Rock, also known as Philadelphia native Rakim Allen, 27, was arrested on gun and drug charges Sunday afternoon in Bensalem after police served a search warrant on the luxury townhouse on a bank of the Delaware River that he rents.

He and Stephanie Sibounheuang, a 27-year-old inside the home when the warrant was served, face charges of possession of narcotics, receiving stolen property, criminal conspiracy, and related offenses, court records show. Investigators found four pounds of marijuana, $33,000, and a stolen Glock handgun, according to Bensalem police.

Both remain in custody at the Bucks County Jail with bail set at $500,000. There was no indication Monday that either had hired defense attorneys.

Residents living around the home on Konefal Street had complained to police since early November of raucous parties and the smell of marijuana. Officers patrolling the townhouse complex reported smelling it as they drove by, and surveillance determined that Rock was selling the drug out of the house, investigators said.

Dipti Das, the owner of the property, declined to speak with a reporter Monday.

PnB Rock, performs for a sold out crowd at The Met Philadelphia on North Broad Street on Dec. 28. The rapper, born Rakim Allen, grew up in the Germantown section of the city.
Ed Newton
PnB Rock, performs for a sold out crowd at The Met Philadelphia on North Broad Street on Dec. 28. The rapper, born Rakim Allen, grew up in the Germantown section of the city.

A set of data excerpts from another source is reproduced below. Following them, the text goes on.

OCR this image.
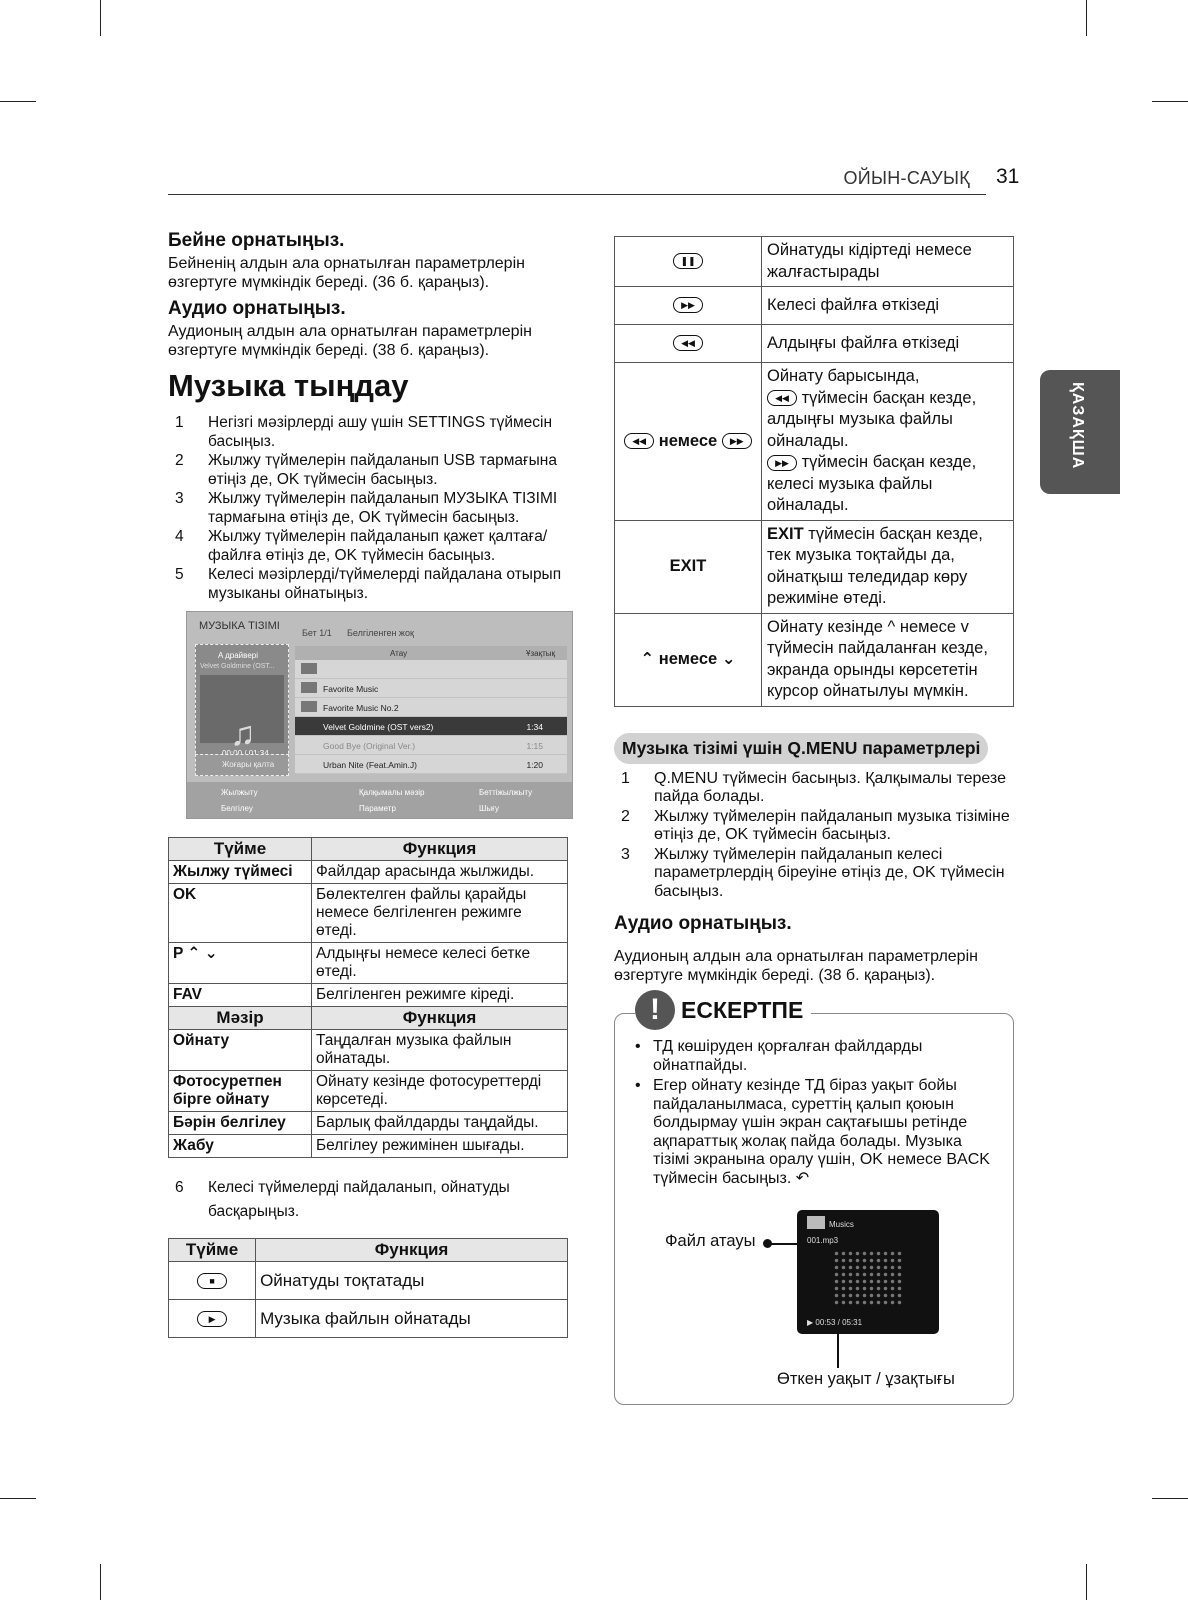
ОЙЫН-САУЫҚ 31
ҚАЗАҚША
Бейне орнатыңыз.

Бейненің алдын ала орнатылған параметрлерін өзгертуге мүмкіндік береді. (36 б. қараңыз).

Аудио орнатыңыз.

Аудионың алдын ала орнатылған параметрлерін өзгертуге мүмкіндік береді. (38 б. қараңыз).

Музыка тыңдау
1 Негізгі мәзірлерді ашу үшін SETTINGS түймесін басыңыз.
2 Жылжу түймелерін пайдаланып USB тармағына өтіңіз де, OK түймесін басыңыз.
3 Жылжу түймелерін пайдаланып МУЗЫКА ТІЗІМІ тармағына өтіңіз де, OK түймесін басыңыз.
4 Жылжу түймелерін пайдаланып қажет қалтаға/файлға өтіңіз де, OK түймесін басыңыз.
5 Келесі мәзірлерді/түймелерді пайдалана отырып музыканы ойнатыңыз.
МУЗЫКА ТІЗІМІ
Бет 1/1 Белгіленген жоқ
A драйвері
Velvet Goldmine (OST...
♫
Жоғары қалта
Атау	Ұзақтық
Favorite Music
Favorite Music No.2
Velvet Goldmine (OST vers2)	1:34
Good Bye (Original Ver.)	1:15
Urban Nite (Feat.Amin.J)	1:20
Жылжыту	Қалқымалы мәзір	Беттіжылжыту
Белгілеу	Параметр	Шығу
Түйме	Функция
Жылжу түймесі	Файлдар арасында жылжиды.
OK	Бөлектелген файлы қарайды немесе белгіленген режимге өтеді.
P ⌃ ⌄	Алдыңғы немесе келесі бетке өтеді.
FAV	Белгіленген режимге кіреді.
Мәзір	Функция
Ойнату	Таңдалған музыка файлын ойнатады.
Фотосуретпен бірге ойнату	Ойнату кезінде фотосуреттерді көрсетеді.
Бәрін белгілеу	Барлық файлдарды таңдайды.
Жабу	Белгілеу режимінен шығады.
6 Келесі түймелерді пайдаланып, ойнатуды басқарыңыз.
Түйме	Функция
■	Ойнатуды тоқтатады
▶	Музыка файлын ойнатады
❚❚	Ойнатуды кідіртеді немесе жалғастырады
▶▶	Келесі файлға өткізеді
◀◀	Алдыңғы файлға өткізеді
◀◀ немесе ▶▶	Ойнату барысында,
◀◀ түймесін басқан кезде, алдыңғы музыка файлы ойналады.
▶▶ түймесін басқан кезде, келесі музыка файлы ойналады.
EXIT	EXIT түймесін басқан кезде, тек музыка тоқтайды да, ойнатқыш теледидар көру режиміне өтеді.
⌃ немесе ⌄	Ойнату кезінде ^ немесе v түймесін пайдаланған кезде, экранда орынды көрсететін курсор ойнатылуы мүмкін.
Музыка тізімі үшін Q.MENU параметрлері
1 Q.MENU түймесін басыңыз. Қалқымалы терезе пайда болады.
2 Жылжу түймелерін пайдаланып музыка тізіміне өтіңіз де, OK түймесін басыңыз.
3 Жылжу түймелерін пайдаланып келесі параметрлердің біреуіне өтіңіз де, OK түймесін басыңыз.
Аудио орнатыңыз.

Аудионың алдын ала орнатылған параметрлерін өзгертуге мүмкіндік береді. (38 б. қараңыз).

! ЕСКЕРТПЕ
• ТД көшіруден қорғалған файлдарды ойнатпайды.
• Егер ойнату кезінде ТД біраз уақыт бойы пайдаланылмаса, суреттің қалып қоюын болдырмау үшін экран сақтағышы ретінде ақпараттық жолақ пайда болады. Музыка тізімі экранына оралу үшін, OK немесе BACK түймесін басыңыз. ↶
Файл атауы
Musics
001.mp3
▶ 00:53 / 05:31
Өткен уақыт / ұзақтығы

Rock’s career has taken off in recent years, with the rapper performing to a sellout crowd at the Met Philadelphia last month. In 2017, he released “Selfish,” the single that made his name. Later that year, he collaborated with the rappers Kodak Black and A Boogie Wit da Hoodie on “Horses,” a song on the soundtrack to The Fate of the Furious.

But six years ago, Rakim Allen was a high-school dropout sentenced to serve 33 months on drug dealing charges.

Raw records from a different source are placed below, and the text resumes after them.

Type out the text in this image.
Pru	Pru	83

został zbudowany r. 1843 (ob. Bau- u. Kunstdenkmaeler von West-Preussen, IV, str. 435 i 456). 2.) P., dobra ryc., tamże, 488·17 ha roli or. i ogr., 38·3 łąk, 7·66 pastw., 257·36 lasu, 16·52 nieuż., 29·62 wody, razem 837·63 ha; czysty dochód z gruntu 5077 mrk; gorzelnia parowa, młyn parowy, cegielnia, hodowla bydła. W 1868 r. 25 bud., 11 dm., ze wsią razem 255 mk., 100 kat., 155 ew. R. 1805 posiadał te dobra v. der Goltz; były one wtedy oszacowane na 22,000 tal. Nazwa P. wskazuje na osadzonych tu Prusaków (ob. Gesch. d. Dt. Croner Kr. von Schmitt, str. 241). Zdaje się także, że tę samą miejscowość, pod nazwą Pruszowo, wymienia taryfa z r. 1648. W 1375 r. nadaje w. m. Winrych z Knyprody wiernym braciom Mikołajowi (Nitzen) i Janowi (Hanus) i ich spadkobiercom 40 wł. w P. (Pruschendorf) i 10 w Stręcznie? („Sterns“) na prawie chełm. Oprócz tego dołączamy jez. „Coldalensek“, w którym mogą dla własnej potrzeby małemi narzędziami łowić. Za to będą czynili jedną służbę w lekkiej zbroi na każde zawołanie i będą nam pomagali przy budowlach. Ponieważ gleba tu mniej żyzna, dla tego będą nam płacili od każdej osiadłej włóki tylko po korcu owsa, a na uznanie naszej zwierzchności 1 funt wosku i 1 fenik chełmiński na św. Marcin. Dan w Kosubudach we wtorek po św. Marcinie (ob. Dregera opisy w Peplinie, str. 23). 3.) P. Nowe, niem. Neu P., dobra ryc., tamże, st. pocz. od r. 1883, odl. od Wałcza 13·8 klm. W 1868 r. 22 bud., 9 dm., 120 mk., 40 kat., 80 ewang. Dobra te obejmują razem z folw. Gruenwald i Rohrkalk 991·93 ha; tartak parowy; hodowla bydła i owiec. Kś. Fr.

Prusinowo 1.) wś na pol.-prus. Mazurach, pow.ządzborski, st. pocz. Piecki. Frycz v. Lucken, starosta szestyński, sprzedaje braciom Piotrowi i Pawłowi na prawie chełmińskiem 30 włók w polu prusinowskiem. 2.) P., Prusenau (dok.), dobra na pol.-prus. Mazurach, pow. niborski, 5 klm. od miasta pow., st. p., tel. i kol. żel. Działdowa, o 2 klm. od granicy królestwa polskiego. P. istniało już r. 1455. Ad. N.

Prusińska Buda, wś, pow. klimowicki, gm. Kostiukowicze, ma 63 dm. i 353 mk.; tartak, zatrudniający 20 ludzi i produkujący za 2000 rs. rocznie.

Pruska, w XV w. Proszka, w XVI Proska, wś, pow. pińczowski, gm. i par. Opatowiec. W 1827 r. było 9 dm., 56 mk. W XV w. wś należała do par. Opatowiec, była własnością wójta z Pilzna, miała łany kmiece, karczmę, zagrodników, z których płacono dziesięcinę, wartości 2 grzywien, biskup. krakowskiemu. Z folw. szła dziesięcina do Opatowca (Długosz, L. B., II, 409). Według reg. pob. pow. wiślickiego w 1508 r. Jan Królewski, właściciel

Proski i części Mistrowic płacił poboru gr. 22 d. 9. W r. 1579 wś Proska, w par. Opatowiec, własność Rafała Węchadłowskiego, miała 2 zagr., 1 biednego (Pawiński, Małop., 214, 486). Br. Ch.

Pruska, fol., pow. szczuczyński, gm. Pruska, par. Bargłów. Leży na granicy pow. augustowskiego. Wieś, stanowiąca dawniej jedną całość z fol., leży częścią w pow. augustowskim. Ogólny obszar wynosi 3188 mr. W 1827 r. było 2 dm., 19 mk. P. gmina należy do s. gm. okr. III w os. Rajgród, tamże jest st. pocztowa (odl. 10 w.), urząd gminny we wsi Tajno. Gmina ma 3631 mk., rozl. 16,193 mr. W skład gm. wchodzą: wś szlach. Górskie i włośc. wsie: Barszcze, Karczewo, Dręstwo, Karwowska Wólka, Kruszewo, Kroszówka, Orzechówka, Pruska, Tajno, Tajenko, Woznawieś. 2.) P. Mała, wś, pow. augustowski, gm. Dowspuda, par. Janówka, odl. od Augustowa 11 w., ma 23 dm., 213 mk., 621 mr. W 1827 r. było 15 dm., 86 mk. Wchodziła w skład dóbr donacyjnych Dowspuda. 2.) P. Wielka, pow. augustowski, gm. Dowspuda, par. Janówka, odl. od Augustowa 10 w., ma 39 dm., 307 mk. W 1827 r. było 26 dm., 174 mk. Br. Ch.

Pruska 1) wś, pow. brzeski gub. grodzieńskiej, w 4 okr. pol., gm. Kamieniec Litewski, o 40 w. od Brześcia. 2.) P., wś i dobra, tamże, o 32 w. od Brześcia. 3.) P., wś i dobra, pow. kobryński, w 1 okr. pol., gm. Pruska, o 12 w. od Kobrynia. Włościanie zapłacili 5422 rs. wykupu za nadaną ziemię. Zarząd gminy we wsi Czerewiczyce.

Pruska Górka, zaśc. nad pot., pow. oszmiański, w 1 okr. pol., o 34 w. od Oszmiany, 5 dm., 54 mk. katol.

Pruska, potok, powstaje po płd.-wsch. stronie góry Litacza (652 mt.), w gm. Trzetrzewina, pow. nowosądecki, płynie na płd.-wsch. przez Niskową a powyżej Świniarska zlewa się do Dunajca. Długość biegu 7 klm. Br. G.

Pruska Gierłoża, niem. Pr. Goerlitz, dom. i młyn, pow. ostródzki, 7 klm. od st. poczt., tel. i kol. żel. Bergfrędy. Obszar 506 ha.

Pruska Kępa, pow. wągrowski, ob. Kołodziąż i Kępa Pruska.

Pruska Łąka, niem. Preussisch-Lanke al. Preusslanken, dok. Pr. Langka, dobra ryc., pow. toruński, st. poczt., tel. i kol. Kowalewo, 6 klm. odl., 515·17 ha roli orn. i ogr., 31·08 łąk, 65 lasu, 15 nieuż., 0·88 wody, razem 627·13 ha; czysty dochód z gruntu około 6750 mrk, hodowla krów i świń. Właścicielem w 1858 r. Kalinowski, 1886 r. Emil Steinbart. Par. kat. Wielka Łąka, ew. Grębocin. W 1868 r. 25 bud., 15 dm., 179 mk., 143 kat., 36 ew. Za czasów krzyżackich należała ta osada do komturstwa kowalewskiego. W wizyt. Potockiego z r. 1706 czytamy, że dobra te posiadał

Rock looks backs on his incarceration at the Forest state prison as the pivotal time in his creative development.

“In the penitentiary, you have music all around you,” he told the Inquirer and Daily News. “People are making beats on keyboards and rapping in circles all day. I was part of that. I’d go into my cell and write music on my own time.”

With no hip-hop radio available at the remove prison, Rock found himself constantly “listening to Top 40 music.” Prolonged exposure to artists like Drake, Katy Perry, and Rihanna inspired him to infuse his songwriting style, informed by the freewheeling delivery and hook-heavy structure of ’90s R&B, with an accessible pop sensibility. Positive feedback from fellow inmates convinced him that “this is the sound people like — so I should stick with it.”

Much of the music Rock crafted on the inside made it onto 2015’s RNB 1, the first in a series of self-released grass-roots mixtapes that got him on Atlantic’s radar.

“I generated a big buzz.… The music I was putting out, it was believable, there was a story behind it,” Rock said.